I think I clearly said that this is a small sample size and that I am going to continue looking at it. But, so far, based on offensive efficiency - Houston is 10th in the league and Denver is 2nd.
It's not just a small sample size though. Its a small sample size of 3/4 of the teams being bad. Its similar to me taking a presidential straw poll after the last election, questioning 4 peole exiting the polls, and 3 of them are from walking out of baptist church in Georgia and one from Oregon, and determing that is how the election is going to turn out.
Again, you ignore these team's offensive efficiency. 3 of the 4 games were against teams in the top-10 in offensive efficiency.
Hey and amazingly enough they got that efficiency against the Blazer defense. 2 of Houstons games have been against Portlands defense in order to get that stat line.
And yet the Blazers have improved a lot over last year in their defensive efficiency. You are arguing against yourself here. The facts are: 3 of our 4 games were against teams in the top-10 in offensive efficiency, and yet - our defensive efficiency has gone up rather significantly. We held Houston to 87 points in the 1st game. Honestly, we had 1 bad defensive game of these 4 - and that was the 2nd one against Houston. Other than that - we have pretty good 3 games defensively. We held Houston to a lot less than what they scored in all the other 3 games, we held Denver to 97 points (their other games were 114 and 133) and we held OKC to 74 points. This is encouraging.
Actually, although a ridiculously small sample size, it's probably a reasonable representation of the league (or as reasonable as you can get when you consider you've played one team twice). One pretty good 53+ win playoff team: Denver Two games against a team that probably wins 37-41 games this year: Houston One bad but rising 30 or so win team: Oklahoma Two road games, two at home.
What hasoos is saying is that one of the most offensively efficient teams in the league got that way by playing Portland twice. Perhaps Houston and Denver would look worse had they not played "Wide Open Three Pointer" Portland. Overall the defense is better because Oden has been a beast. But the perimeter defense is still garbage. They also seem to be fouling guys a ton. Not just Priz and Oden either. Everyone seems to be getting into at least a bit of foul trouble every game.

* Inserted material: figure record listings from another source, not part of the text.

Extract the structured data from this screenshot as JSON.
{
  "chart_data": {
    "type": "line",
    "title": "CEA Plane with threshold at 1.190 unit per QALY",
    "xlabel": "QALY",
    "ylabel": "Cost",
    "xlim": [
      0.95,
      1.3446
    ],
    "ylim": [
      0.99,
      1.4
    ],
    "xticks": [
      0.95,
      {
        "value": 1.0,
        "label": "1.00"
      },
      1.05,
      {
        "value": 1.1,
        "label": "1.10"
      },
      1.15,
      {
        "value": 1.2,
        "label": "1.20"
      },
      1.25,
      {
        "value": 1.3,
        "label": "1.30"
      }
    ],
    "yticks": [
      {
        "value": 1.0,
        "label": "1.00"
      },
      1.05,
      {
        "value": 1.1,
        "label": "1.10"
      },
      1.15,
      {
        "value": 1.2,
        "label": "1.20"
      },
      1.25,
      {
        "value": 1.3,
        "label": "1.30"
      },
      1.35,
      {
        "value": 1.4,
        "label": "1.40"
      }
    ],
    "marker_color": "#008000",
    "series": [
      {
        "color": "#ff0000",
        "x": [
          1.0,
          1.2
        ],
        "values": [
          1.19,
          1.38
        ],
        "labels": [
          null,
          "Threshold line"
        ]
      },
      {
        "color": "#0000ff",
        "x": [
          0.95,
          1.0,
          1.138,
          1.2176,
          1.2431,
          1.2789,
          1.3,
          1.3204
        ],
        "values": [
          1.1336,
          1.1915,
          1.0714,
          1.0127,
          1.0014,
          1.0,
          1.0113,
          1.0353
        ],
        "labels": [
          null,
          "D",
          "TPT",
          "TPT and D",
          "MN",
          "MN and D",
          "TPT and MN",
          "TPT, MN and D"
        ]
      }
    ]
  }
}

How would Denver look worse having NOT played us, when they had their worst game against us? Likewise with Houston, they had one good and one bad against us, so how would they ge ttop 10 that way?
This argument does not hold water. The Rockets averaged 99 points against us. They averaged 110.5 against the other teams they played. If anything, playing the Blazers twice has limited the Rockets to being only 10th in the league in efficiency. Not the other way around.